Anybody can mingle scripture with the philosophies of men, and frankly, it’s not only easy but fun, too. Here’s my most recent attempt. It’s the abstract of a presentation I’m giving on Thursday at BYU, 3:45 pm, Clyde Building, Room 254, for the Chemical Engineering graduate seminar program).
Disruptive Innovation: Lessons from Theory and Experience, with an Intellectual Property Twist
“We have learned by sad experience that it is the nature and disposition of almost all corporations, as soon as they get a little market share, as they suppose, that they will immediate begin to exercise short-sighted dominion. Hence many disruptive innovations are culled, and few are chosen.”“Disruptive innovation” has become a popular business term, yet is often used so loosely as to be meaningless. Thorough analysis of disruptive innovation has been provided in scholarly work from Dr. Clayton Christensen of the Harvard School of Business and others.

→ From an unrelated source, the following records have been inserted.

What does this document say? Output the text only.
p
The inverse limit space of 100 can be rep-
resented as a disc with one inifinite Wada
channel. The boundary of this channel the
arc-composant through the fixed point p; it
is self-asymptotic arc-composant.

Here we explore lessons from theory and experience–the kind of experience that many engineers may face in their careers. The sad reality is that seemingly sound decision making processes almost ensure that large corporations will ignore or even actively kill some of the most important innovations that arise in their field of business. It is vital that future innovators understand this phenomenon and develop strategies to deal with it.
Useful tools for mitigating the challenges of disruptive innovation come from a crucial field rarely mentioned in publications on disruptive innovation: intellectual assets such as patents and defensive publications. These tools can be used to secure disruptive opportunities that might otherwise be ignored or quashed by a corporation, or to avert threats from competitive disruptive innovations that might otherwise be neglected until it is too late. Our growing experience with “disruptive intellectual assets” suggests that this approach may be a valuable strategy for protecting a business and strengthening innovation systems.

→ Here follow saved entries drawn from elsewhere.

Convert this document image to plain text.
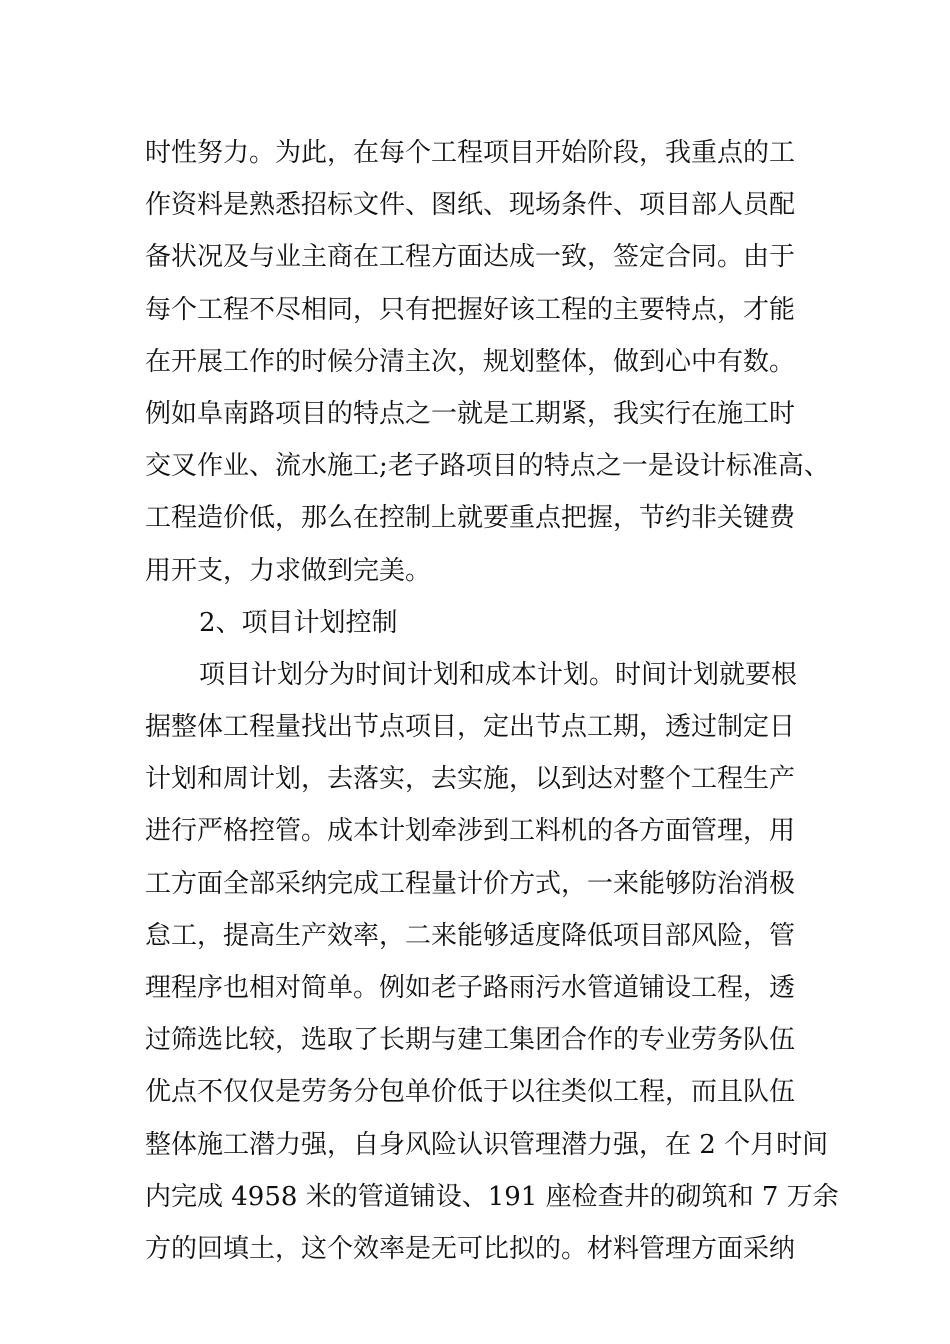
时性努力。为此，在每个工程项目开始阶段，我重点的工
作资料是熟悉招标文件、图纸、现场条件、项目部人员配
备状况及与业主商在工程方面达成一致，签定合同。由于
每个工程不尽相同，只有把握好该工程的主要特点，才能
在开展工作的时候分清主次，规划整体，做到心中有数。
例如阜南路项目的特点之一就是工期紧，我实行在施工时
交叉作业、流水施工;老子路项目的特点之一是设计标准高、
工程造价低，那么在控制上就要重点把握，节约非关键费
用开支，力求做到完美。
2、项目计划控制
项目计划分为时间计划和成本计划。时间计划就要根
据整体工程量找出节点项目，定出节点工期，透过制定日
计划和周计划，去落实，去实施，以到达对整个工程生产
进行严格控管。成本计划牵涉到工料机的各方面管理，用
工方面全部采纳完成工程量计价方式，一来能够防治消极
怠工，提高生产效率，二来能够适度降低项目部风险，管
理程序也相对简单。例如老子路雨污水管道铺设工程，透
过筛选比较，选取了长期与建工集团合作的专业劳务队伍
优点不仅仅是劳务分包单价低于以往类似工程，而且队伍
整体施工潜力强，自身风险认识管理潜力强，在 2 个月时间
内完成 4958 米的管道铺设、191 座检查井的砌筑和 7 万余
方的回填土，这个效率是无可比拟的。材料管理方面采纳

The warped citation, of course, comes from the book Disruption and Corporations, Section 121.
I hesitate – only hesitate – to play around with a verse from LDS scripture in this manner, and also recognize that not all of the audience will be familiar with the original passage, but figured that as long as only a few souls are lost, why not?
I plan on attending! Thanks for the notice.
Isn’t everyone at BYU supposed to take a gazillion religion classes?
I thought it was funny. But then, I keep an altered version of this very same section (“No power or influence can or ought to be maintained by virtue of motherhood, only by persuasion, by long-suffering…”) on my cubicle wall at work, so.
I think it was clever unoffensive. Go for it.
Oops, meant to say “clever _and_ unoffensive.”
I’m interested in this idea, perhaps I need to read the book you sight.
I am a mechanical design engineer, and while I value truly innovative ideas, not all ideas are equal, and some are very bad ideas (even if the one who had the idea thinks otherwise).
A lot of money can be wasted persuing a bad idea. Just because an idea was shot down does not mean the decision was short sighted.
Oh how foolish I was. I have an intramural game and will be unable to attend. So close, yet so far off.